A note on Earth based Jurisprudence and Ecological Economics¹

Context
Formal disciplines evolve in the context of power and established knowledge practices. Neo-classical economics is presently taught in most mainstream institutions across the world. Ecological economics (EE) is largely a sub-discipline tagged to the broader curriculum. Increasingly, “environmental economics” is offered as an elective at the undergraduate level but conceptually the syllabus is an extension of the neo-classical paradigm – quite divorced from an earth-centered jurisprudence. Perhaps this is necessary to maintain methodological rigor which unwittingly constrains the boundaries of the subject. This technical facade gives a certain legitimacy to EE. The challenge is how to bring ecological economics to the center of political economy rather than remain an appendix to it.
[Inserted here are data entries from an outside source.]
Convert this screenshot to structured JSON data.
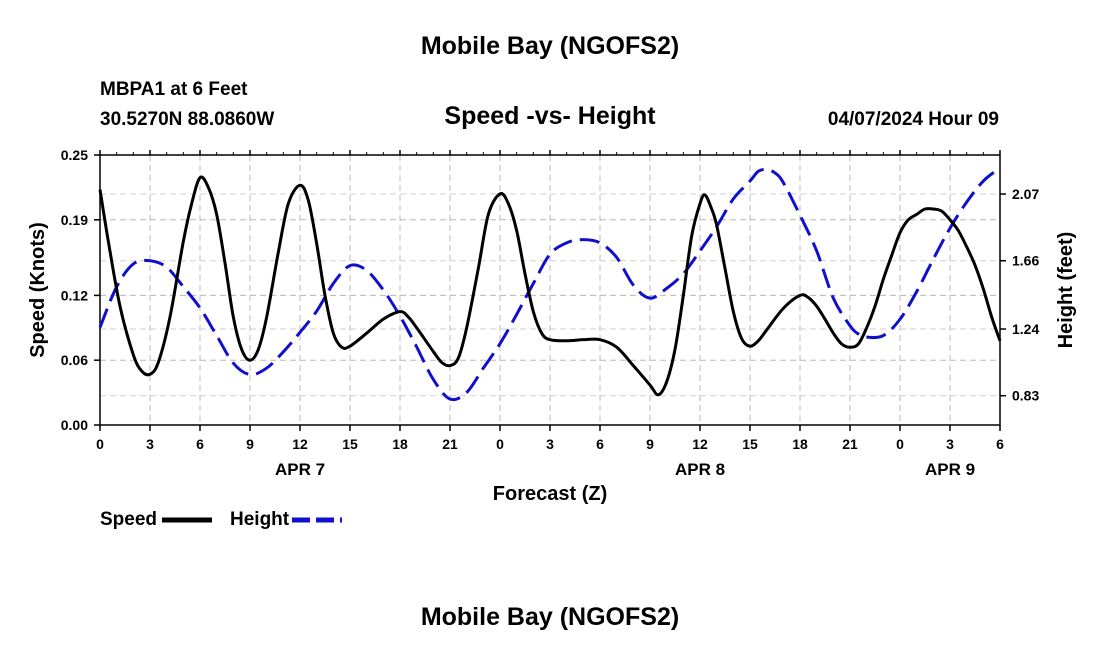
{
  "header": {
    "main_title": "Mobile Bay (NGOFS2)",
    "station_line": "MBPA1 at 6 Feet",
    "coords": "30.5270N  88.0860W",
    "subtitle": "Speed -vs- Height",
    "datetime": "04/07/2024 Hour 09",
    "footer_title": "Mobile Bay (NGOFS2)"
  },
  "legend": {
    "speed_label": "Speed",
    "height_label": "Height"
  },
  "chart_data": {
    "type": "line",
    "title": "Speed -vs- Height",
    "xlabel": "Forecast (Z)",
    "ylabel": "Speed (Knots)",
    "y2label": "Height (feet)",
    "x_range": [
      0,
      54
    ],
    "ylim": [
      0,
      0.25
    ],
    "y2lim": [
      0.65,
      2.31
    ],
    "x_ticks": [
      0,
      3,
      6,
      9,
      12,
      15,
      18,
      21,
      24,
      27,
      30,
      33,
      36,
      39,
      42,
      45,
      48,
      51,
      54
    ],
    "x_tick_labels": [
      "0",
      "3",
      "6",
      "9",
      "12",
      "15",
      "18",
      "21",
      "0",
      "3",
      "6",
      "9",
      "12",
      "15",
      "18",
      "21",
      "0",
      "3",
      "6"
    ],
    "y_ticks": [
      0.0,
      0.06,
      0.12,
      0.19,
      0.25
    ],
    "y_tick_labels": [
      "0.00",
      "0.06",
      "0.12",
      "0.19",
      "0.25"
    ],
    "y2_ticks": [
      0.83,
      1.24,
      1.66,
      2.07
    ],
    "y2_tick_labels": [
      "0.83",
      "1.24",
      "1.66",
      "2.07"
    ],
    "day_labels": [
      {
        "x": 12,
        "label": "APR 7"
      },
      {
        "x": 36,
        "label": "APR 8"
      },
      {
        "x": 51,
        "label": "APR 9"
      }
    ],
    "grid": true,
    "legend_position": "bottom-left",
    "series": [
      {
        "name": "Speed",
        "axis": "left",
        "color": "#000000",
        "style": "solid",
        "points": [
          [
            0,
            0.218
          ],
          [
            0.5,
            0.17
          ],
          [
            1.2,
            0.11
          ],
          [
            2,
            0.065
          ],
          [
            2.5,
            0.05
          ],
          [
            3,
            0.047
          ],
          [
            3.5,
            0.058
          ],
          [
            4.2,
            0.1
          ],
          [
            5,
            0.17
          ],
          [
            5.5,
            0.205
          ],
          [
            6,
            0.229
          ],
          [
            6.5,
            0.22
          ],
          [
            7,
            0.195
          ],
          [
            7.5,
            0.15
          ],
          [
            8,
            0.1
          ],
          [
            8.5,
            0.07
          ],
          [
            9,
            0.06
          ],
          [
            9.5,
            0.07
          ],
          [
            10,
            0.1
          ],
          [
            10.7,
            0.16
          ],
          [
            11.3,
            0.205
          ],
          [
            12,
            0.222
          ],
          [
            12.5,
            0.208
          ],
          [
            13,
            0.168
          ],
          [
            13.5,
            0.12
          ],
          [
            14,
            0.085
          ],
          [
            14.5,
            0.072
          ],
          [
            15,
            0.073
          ],
          [
            16,
            0.085
          ],
          [
            17,
            0.098
          ],
          [
            18,
            0.105
          ],
          [
            18.5,
            0.1
          ],
          [
            19,
            0.09
          ],
          [
            20,
            0.068
          ],
          [
            20.5,
            0.058
          ],
          [
            21,
            0.055
          ],
          [
            21.5,
            0.062
          ],
          [
            22,
            0.09
          ],
          [
            22.7,
            0.145
          ],
          [
            23.3,
            0.195
          ],
          [
            24,
            0.214
          ],
          [
            24.5,
            0.205
          ],
          [
            25,
            0.18
          ],
          [
            25.5,
            0.14
          ],
          [
            26,
            0.105
          ],
          [
            26.5,
            0.085
          ],
          [
            27,
            0.079
          ],
          [
            28,
            0.078
          ],
          [
            29,
            0.079
          ],
          [
            30,
            0.079
          ],
          [
            31,
            0.072
          ],
          [
            32,
            0.055
          ],
          [
            33,
            0.037
          ],
          [
            33.5,
            0.028
          ],
          [
            34,
            0.04
          ],
          [
            34.5,
            0.07
          ],
          [
            35,
            0.12
          ],
          [
            35.5,
            0.175
          ],
          [
            36,
            0.205
          ],
          [
            36.3,
            0.213
          ],
          [
            36.7,
            0.2
          ],
          [
            37,
            0.185
          ],
          [
            37.5,
            0.145
          ],
          [
            38,
            0.105
          ],
          [
            38.5,
            0.08
          ],
          [
            39,
            0.073
          ],
          [
            39.5,
            0.078
          ],
          [
            40,
            0.088
          ],
          [
            41,
            0.108
          ],
          [
            42,
            0.12
          ],
          [
            42.5,
            0.118
          ],
          [
            43,
            0.11
          ],
          [
            43.5,
            0.098
          ],
          [
            44,
            0.085
          ],
          [
            44.5,
            0.075
          ],
          [
            45,
            0.072
          ],
          [
            45.5,
            0.075
          ],
          [
            46,
            0.09
          ],
          [
            46.5,
            0.11
          ],
          [
            47,
            0.135
          ],
          [
            47.5,
            0.157
          ],
          [
            48,
            0.178
          ],
          [
            48.5,
            0.19
          ],
          [
            49,
            0.195
          ],
          [
            49.5,
            0.2
          ],
          [
            50,
            0.2
          ],
          [
            50.5,
            0.198
          ],
          [
            51,
            0.19
          ],
          [
            51.5,
            0.18
          ],
          [
            52,
            0.165
          ],
          [
            52.5,
            0.148
          ],
          [
            53,
            0.126
          ],
          [
            53.5,
            0.1
          ],
          [
            54,
            0.078
          ]
        ]
      },
      {
        "name": "Height",
        "axis": "right",
        "color": "#1010cc",
        "style": "dashed",
        "points": [
          [
            0,
            1.25
          ],
          [
            1,
            1.5
          ],
          [
            2,
            1.64
          ],
          [
            3,
            1.66
          ],
          [
            4,
            1.62
          ],
          [
            5,
            1.5
          ],
          [
            6,
            1.37
          ],
          [
            7,
            1.2
          ],
          [
            8,
            1.03
          ],
          [
            9,
            0.96
          ],
          [
            10,
            1.0
          ],
          [
            11,
            1.1
          ],
          [
            12,
            1.22
          ],
          [
            13,
            1.35
          ],
          [
            14,
            1.52
          ],
          [
            15,
            1.63
          ],
          [
            16,
            1.6
          ],
          [
            17,
            1.48
          ],
          [
            18,
            1.32
          ],
          [
            19,
            1.13
          ],
          [
            20,
            0.93
          ],
          [
            21,
            0.81
          ],
          [
            22,
            0.85
          ],
          [
            23,
            1.0
          ],
          [
            24,
            1.15
          ],
          [
            25,
            1.33
          ],
          [
            26,
            1.52
          ],
          [
            27,
            1.7
          ],
          [
            28,
            1.77
          ],
          [
            29,
            1.79
          ],
          [
            30,
            1.77
          ],
          [
            31,
            1.68
          ],
          [
            32,
            1.51
          ],
          [
            33,
            1.43
          ],
          [
            34,
            1.49
          ],
          [
            35,
            1.58
          ],
          [
            36,
            1.72
          ],
          [
            37,
            1.87
          ],
          [
            38,
            2.04
          ],
          [
            39,
            2.15
          ],
          [
            39.5,
            2.21
          ],
          [
            40,
            2.22
          ],
          [
            40.5,
            2.2
          ],
          [
            41,
            2.14
          ],
          [
            42,
            1.94
          ],
          [
            43,
            1.72
          ],
          [
            44,
            1.43
          ],
          [
            45,
            1.26
          ],
          [
            45.5,
            1.21
          ],
          [
            46,
            1.19
          ],
          [
            47,
            1.2
          ],
          [
            48,
            1.3
          ],
          [
            49,
            1.47
          ],
          [
            50,
            1.67
          ],
          [
            51,
            1.86
          ],
          [
            52,
            2.02
          ],
          [
            53,
            2.15
          ],
          [
            54,
            2.23
          ]
        ]
      }
    ]
  }
}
At many universities, a major in economics is a popular choice. In order to draw students, the core of the major is largely shaped by the job market instead of a need to be literate in the full range of economic offerings. As a result, the discipline has become sanitized – devoid of contextual offerings such as history of economic thought, comparative economic history, Marxian economics, development theory, and environmental ethics. The focus (and in some ways for good reason) is on tool oriented courses – statistics, econometrics, mathematical economics/ modeling, game theory, aimed for a more marketable degree in the public and private sector marketplace. It is possible at many universities, to take courses in the latter (technical) and virtually none in the context courses leading to a distorted world view – what economics is and how one views the world.

Over time, economics as a discipline has become hyphenated with public policy/ finance majors, but the economic content in this hybrid incarnation of the subject is minimal, usually limited to macro and micro economics with limited offerings in trade and finance. In an ironic twist – particularly in many developing countries, the distinction between finance (read corporate finance) and economics is thin. And for better or worse, it is management/ business, public policy, and finance majors who come consciously or unconsciously to shape or nudge thinking and decisions on wealth and power, as advisers, consultants, managers or entrepreneurs within the state or firms.